V - DA ESTRUTURA DOS ORÇAMENTOS
O orçamento para o exercício financeiro de 2025, abrangerá as Entidades da
Administração Direta (Poder Executivo e Legislativo) que recebem recursos do Tesouro, o
qual, será estruturado em conformidade com a Estrutura Organizacional estabelecida em cada
Entidade da Administração Municipal.
A Lei Orçamentária para 2025, evidenciará as Receitas e Despesas de cada uma das
Unidades Gestoras, especificando aqueles vínculos a Fundos instituídos, desdobradas as
despesas por função, subfunção, programa, projeto, atividade ou operações especiais e,
quanto a sua natureza, por categoria econômica, grupo de natureza de despesa, modalidade
de aplicação e elemento de despesa, tudo em conformidade com as Portarias SOF/STN
42/1999, 163/2001 e alterações.
A Mensagem de Encaminhamento da Proposta Orçamentária de que trata o art. 22 da
Lei Federal nº 4.320/1964, conterá:
I - Quadro Demonstrativo da Despesa por Unidade Orçamentária e sua Participação
Relativa (Princípio da Transparência, art. 48 da LRF);
II - Quadro Demonstrativo da Evolução das Receitas Correntes Líquidas, Despesas com
Pessoal e seu comprometimento, de 2022 a 2025 (art. 12 e 19 da LRF);
III - Demonstrativo da Origem e Aplicação dos Recursos Vinculados a Manutenção e
Desenvolvimento do Ensino (art. 212 E 212ª - da Constituição Federal e Art. 69 da Lei Federal
(14113/2020);
IV - Demonstrativo dos Recursos Vinculados e Ações Públicas de Saúde (art. 7º da
LC 141/2012); e A Emenda Constitucional nº 29/2000.

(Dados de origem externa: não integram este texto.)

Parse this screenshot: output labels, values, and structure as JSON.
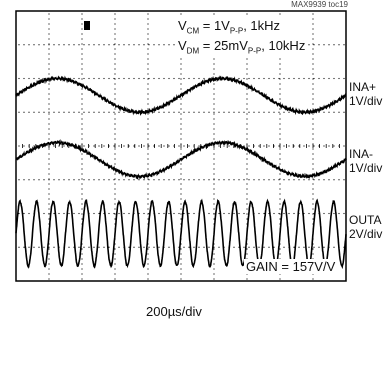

V - Demonstrativo da Composição do Ativo e Passivo Financeiro, posição semestre
anterior ao encaminhamento da Proposta ao Legislativo - (Princípio da Transparência, art. 48
da LRF);
VI - Quadro Demonstrativo do Saldo da Dívida Fundada, com identificação dos Credores
Art. 8º
Art. 9º
Art. 10.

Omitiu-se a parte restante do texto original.